The elimination of global hunger – Is there hope?

World Food Day, which took place on the 16th October, was a day to reflect on global hunger and undernourishment  and the challenges posed by food insecurity on economies worldwide. .

Building upon the World Food Summit pledge in 1996, world leaders at the UN Millennium Summit in 2000 vowed to half the proportion of people suffering from hunger around the world by the Millennium Development Goal (MDG) target deadline of 2015. Indeed, the first of the eight Millennium Development Goals is to ‘eradicate extreme poverty and hunger’. Encouragingly, the 2012 MDG Report, released by UNICEF, the WHO and the World Bank states that the number of children with stunted growth around the world has decreased by 35% from an approximate 253 million in 1990 to 165 million in 2011. The report states that the MDG Hunger 2015 targets appear to be within reach, indicating a triumph for international development. However, the fact that 165 million children will still suffer from stunted growth – despite the preventable nature of the cause – is nevertheless a tragedy.

Food insecurity exists in the developing world despite a concerted global effort to improve policies seeking to overcome global hunger. The stunted growth of children examined in the report is a direct consequence of malnutrition. Although rates of inter-generational malnutrition, and child and maternal malnutrition have decreased, these conditions continue to severely affect the health and well-being of adults with underweight children, who comprise 16% (101 million) of the global population. This statistic has a direct impact on the fourth Millennium Development Goal – the reduction of child mortality rates. Although child mortality rates have decreased, the international community is still not on target to meet the Millennium Development Goals set for 2015. Global hunger is preventable and can be easily tackled with the introduction and implementation of appropriate policies. The fact that hunger kills more people each year than AIDS, tuberculosis and malaria combined, yet fewer resources are spent on its eradication, cannot be ignored.

Studies have indicated a direct correlation between child malnutrition and the economic state of a country. There is enough food and resources in the world to feed the entire global population. Access to these resources is therefore the primary cause of hunger.  A dispiriting fact is that developed countries produce more than enough food (a large proportion of which is wasted) to feed, for example, the starving children in the Sahel region of western Africa, where over 16 million people are fighting a food crisis due to drought, conflict and chronic poverty. Social protection and improved policy implementation within government sectors is crucial if this global challenge is to be confronted.
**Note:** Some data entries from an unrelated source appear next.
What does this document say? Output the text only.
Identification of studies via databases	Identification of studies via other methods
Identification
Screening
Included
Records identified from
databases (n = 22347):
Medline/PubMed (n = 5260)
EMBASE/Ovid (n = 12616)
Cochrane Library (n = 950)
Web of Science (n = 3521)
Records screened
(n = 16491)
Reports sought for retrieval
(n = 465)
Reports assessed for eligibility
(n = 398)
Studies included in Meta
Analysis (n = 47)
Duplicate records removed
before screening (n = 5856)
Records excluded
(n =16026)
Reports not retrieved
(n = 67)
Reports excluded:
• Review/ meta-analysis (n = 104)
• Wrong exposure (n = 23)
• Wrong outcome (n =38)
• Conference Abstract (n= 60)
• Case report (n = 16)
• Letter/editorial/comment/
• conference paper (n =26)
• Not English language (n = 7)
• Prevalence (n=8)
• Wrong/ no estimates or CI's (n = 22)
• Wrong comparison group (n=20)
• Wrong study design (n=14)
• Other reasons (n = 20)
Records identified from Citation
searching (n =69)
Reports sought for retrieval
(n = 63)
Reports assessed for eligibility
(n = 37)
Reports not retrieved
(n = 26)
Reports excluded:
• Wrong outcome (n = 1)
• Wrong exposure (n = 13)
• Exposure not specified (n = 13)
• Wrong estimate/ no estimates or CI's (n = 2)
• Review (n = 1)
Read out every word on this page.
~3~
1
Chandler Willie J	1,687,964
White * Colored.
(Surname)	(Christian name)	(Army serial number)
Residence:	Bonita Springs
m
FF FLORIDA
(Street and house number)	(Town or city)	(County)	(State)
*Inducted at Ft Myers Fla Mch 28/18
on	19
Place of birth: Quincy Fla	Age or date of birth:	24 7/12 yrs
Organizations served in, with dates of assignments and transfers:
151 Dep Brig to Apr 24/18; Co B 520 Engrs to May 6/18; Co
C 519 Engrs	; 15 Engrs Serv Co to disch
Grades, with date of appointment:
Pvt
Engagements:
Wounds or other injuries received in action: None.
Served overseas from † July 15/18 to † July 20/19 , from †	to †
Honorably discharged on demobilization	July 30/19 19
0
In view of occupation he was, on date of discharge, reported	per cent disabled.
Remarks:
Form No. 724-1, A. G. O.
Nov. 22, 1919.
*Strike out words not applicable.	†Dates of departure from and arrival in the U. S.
According to the 2011 World Food Program Hunger Map, undernourishment in Pakistan is categorized as “moderately high”, with 20-34%. This statistics are however affected by natural disasters. For instance, in Pakistan, flood affected regions such as DG Khan and Rajanpur are inhabited by communities at risk of chronic hunger, a lack of sanitation and insufficient access to drinking water. This can be addressed through appropriate campaigning to increase awareness of the risks facing these communities will galvanize volunteers to support relief efforts.